Du ahnst nicht, wie unglaublich ich mich freute, als Dein Brief endlich seinen Weg in meinem Briefkasten gefunden hatte. Ein kleiner, unschuldiger weißer Umschlag, welcher kaum ein paar Gramm wog und mir doch mehr bedeutete als alles Geld dieser Welt.

Ich verstehe Deine Gründe und freue mich so sehr für Dich, so dass ich Dir keine Vorwürfe machen möchte. Allerdings muss ich zugeben, dass ich mir schon Sorgen um Dich gemacht habe und dass mir beim Anblick des Briefes ein gewaltiger Stein vom Herzen fiel!

Beim Lesen von Deinen Zeilen über Leonardo schien in meinem Herzen die Sonne aufzugehen. Du ahnst nicht, wie sehr ich mich über diesen Ansatz von Liebe freue, die nun Dein Leben erleuchtet. Sie ist genau das, was Du verdienst.

Denn bist Du nicht ebenso eine Künstlerin wie Leonardo?

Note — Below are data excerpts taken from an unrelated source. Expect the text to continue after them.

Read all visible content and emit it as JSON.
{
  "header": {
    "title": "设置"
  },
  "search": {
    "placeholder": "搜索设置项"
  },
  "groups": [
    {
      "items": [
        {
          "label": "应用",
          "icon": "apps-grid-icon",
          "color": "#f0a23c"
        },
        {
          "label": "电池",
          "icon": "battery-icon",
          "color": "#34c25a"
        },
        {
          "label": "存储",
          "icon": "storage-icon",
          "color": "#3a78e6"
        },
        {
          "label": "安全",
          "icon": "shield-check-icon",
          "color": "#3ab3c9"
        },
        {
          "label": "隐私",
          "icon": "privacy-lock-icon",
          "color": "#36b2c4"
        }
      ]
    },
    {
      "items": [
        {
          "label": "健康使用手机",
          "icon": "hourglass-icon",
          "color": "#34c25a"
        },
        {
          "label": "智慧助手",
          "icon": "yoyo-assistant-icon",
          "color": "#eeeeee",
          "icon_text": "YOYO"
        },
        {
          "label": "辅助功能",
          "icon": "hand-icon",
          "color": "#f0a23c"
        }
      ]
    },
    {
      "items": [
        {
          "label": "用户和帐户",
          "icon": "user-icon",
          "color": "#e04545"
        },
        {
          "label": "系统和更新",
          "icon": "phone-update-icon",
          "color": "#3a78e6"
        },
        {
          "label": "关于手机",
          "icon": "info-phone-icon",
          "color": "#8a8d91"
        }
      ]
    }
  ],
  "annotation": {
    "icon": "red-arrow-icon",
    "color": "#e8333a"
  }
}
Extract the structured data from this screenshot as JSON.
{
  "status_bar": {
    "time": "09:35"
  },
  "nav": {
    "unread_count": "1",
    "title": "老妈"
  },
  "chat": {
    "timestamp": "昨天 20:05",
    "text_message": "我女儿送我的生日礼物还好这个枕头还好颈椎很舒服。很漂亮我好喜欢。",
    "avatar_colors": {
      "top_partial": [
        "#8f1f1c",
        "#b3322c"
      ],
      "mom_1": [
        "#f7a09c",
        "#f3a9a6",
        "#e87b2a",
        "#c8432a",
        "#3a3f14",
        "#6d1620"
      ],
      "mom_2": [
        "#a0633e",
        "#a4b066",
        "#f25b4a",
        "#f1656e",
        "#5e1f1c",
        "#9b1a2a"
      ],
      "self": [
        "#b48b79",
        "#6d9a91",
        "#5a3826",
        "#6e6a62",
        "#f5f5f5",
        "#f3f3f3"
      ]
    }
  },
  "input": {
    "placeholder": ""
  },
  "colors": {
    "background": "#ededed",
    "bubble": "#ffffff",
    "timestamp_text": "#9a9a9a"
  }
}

Ich stelle mir Euch beide perfekt zusammen vor, ein wunderschönes und strahlendes Paar. Während Du im Mondschein auf der Wiese sitzt und leise Cello spielst, sitzt er Dir gegenüber und fängt Deinen wundervollen Anblick mit leuchtenden Farben ein.

Du wirst jetzt sagen, das sei hoffnungslos unrealistisch. Doch wie gesagt, der Glauben an das Gute im Leben kommt langsam zurück. Ich spüre den Optimismus leise an mein Herz anklopfen und vielleicht werde ich ihn hereinlassen.
(Wenn es doch so einfach wäre.)

Euch wünsche ich jedenfalls alles Glück der Welt und Dir, dass Du glücklich wirst, bleibst oder bist.

Nun, mir geht es... gut? Ich weiß es ehrlich gesagt nicht. Meine Stimmungen schwanken, alles scheint so trostlos.
Ja, mein Optimismus kehrt langsam zurück. Doch wirklich nur langsam und ich bin mir nicht sicher, was ich tun soll. Ich versuche zu akzeptieren und doch wehrt sich etwas in mir dagegen.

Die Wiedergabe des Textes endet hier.